Multi-Type-Tree (MTT) block partitioning extends the concept of the two-level tree structure in QTBT by allowing both the binary tree and triple tree partitioning methods in the second level of MTT. The two levels of trees in MTT are called region tree (RT) and prediction tree (PT) respectively. The first level RT is always quadtree (QT) partitioning, and the second level PT may be either binary tree (BT) partitioning or triple tree (TT) partitioning. For example, a CTU is firstly partitioned by RT, which is QT partitioning, and each RT leaf node may be further split by PT, which is either BT or TT partitioning. A block partitioned by PT may be further split with PT until a maximum PT depth is reached, for example, a block may be first partitioned by vertical BT partitioning to generate a left sub-block and a right sub-block, and the left sub-block is further split by horizontal TT partitioning while the right sub-block is further split by horizontal BT partitioning. A PT leaf node is the basic Coding Unit (CU) for prediction and transform and will not be further split.
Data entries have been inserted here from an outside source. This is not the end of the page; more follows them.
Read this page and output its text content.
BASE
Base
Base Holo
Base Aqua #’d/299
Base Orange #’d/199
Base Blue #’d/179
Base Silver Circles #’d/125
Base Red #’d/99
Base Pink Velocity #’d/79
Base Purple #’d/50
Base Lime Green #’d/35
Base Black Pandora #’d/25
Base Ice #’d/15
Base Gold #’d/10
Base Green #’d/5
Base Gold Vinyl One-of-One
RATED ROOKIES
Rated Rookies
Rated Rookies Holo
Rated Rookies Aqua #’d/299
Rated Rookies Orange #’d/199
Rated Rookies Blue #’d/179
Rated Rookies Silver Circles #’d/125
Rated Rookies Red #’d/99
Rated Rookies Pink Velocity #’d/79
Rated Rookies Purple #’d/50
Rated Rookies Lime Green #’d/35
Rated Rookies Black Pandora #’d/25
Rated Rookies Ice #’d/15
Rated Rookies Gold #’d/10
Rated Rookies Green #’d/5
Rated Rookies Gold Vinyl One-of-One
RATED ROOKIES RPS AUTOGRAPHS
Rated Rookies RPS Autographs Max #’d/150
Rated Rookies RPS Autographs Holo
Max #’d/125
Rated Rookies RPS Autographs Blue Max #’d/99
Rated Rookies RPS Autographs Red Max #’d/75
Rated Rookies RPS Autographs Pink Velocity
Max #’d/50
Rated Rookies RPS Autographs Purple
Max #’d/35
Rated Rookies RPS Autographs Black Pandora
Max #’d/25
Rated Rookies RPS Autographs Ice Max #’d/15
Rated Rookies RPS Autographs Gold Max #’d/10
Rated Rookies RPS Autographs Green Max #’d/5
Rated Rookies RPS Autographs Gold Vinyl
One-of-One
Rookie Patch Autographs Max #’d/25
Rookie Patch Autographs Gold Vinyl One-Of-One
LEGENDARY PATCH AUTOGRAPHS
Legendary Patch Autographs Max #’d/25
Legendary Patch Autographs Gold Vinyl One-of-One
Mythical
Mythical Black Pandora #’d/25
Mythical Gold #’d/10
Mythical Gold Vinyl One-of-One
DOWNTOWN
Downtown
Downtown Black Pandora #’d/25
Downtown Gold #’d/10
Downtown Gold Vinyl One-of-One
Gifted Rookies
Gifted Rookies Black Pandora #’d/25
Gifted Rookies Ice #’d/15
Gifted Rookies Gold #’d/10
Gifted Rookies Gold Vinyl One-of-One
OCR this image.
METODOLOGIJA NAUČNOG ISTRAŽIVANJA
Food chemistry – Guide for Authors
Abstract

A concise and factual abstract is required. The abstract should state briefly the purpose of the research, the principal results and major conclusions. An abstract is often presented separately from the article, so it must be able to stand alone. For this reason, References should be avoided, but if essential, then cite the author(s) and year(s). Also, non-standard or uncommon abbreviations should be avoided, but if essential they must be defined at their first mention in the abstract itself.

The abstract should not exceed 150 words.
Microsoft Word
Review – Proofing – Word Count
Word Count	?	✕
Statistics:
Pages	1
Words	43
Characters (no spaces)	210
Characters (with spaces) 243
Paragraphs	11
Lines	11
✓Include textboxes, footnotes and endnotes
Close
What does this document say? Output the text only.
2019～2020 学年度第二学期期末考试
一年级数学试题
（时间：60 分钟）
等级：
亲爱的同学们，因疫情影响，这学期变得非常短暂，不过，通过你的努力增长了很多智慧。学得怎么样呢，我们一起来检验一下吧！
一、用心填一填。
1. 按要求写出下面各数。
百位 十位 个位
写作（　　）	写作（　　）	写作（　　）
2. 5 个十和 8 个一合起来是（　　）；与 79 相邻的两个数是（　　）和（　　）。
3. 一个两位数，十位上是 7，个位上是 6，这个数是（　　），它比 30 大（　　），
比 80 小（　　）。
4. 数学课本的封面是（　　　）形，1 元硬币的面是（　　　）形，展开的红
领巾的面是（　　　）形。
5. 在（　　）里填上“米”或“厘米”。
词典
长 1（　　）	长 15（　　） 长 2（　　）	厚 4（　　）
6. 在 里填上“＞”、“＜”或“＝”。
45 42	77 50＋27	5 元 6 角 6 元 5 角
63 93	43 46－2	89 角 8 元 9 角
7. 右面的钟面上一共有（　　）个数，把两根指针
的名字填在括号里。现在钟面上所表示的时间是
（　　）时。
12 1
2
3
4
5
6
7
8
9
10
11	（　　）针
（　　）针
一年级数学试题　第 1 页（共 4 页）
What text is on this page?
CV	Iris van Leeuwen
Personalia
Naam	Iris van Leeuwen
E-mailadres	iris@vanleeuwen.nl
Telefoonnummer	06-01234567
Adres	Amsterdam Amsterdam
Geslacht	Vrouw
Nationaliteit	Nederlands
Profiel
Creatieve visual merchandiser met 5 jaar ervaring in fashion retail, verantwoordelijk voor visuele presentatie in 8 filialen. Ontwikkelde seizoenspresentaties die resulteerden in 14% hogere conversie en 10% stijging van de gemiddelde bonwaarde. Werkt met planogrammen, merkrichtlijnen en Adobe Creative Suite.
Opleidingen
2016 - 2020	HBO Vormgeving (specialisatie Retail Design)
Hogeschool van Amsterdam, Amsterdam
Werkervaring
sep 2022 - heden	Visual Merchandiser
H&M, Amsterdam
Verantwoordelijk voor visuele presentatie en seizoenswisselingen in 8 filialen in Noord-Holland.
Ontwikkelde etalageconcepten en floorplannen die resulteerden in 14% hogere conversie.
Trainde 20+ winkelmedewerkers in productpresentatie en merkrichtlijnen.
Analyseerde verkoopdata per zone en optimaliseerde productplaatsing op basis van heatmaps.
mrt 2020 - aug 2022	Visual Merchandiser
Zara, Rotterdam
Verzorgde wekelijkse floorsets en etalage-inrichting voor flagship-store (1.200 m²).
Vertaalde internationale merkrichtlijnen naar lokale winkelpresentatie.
FIG. 5 illustrates an example of tree-type signaling for block partitioning according to MTT block partitioning. RT signaling may be similar to the quadtree signaling in QTBT block partitioning. For signaling a PT node, one additional bin is signaled to indicate whether it is a binary tree partitioning or triple tree partitioning. For a block split by RT, a first bin is signaled to indicate whether there is another RT split, if the block is not further split by RT (i.e. the first bin is 0), a second bin is signaled to indicate whether there is a PT split. If the block is also not further split by PT (i.e. the second bin is 0), then this block is a leaf node. If the block is then split by PT (i.e. the second bin is 1), a third bin is sent to indicate horizontal or vertical partitioning followed by a fourth bin for distinguishing binary tree (BT) or triple tree (TT) partitioning.
While the proposed MTT is able to improve performance by adaptively partitioning blocks for prediction and transform, it is desirable to further improve the performance whenever possible in order to achieve an overall efficiency target.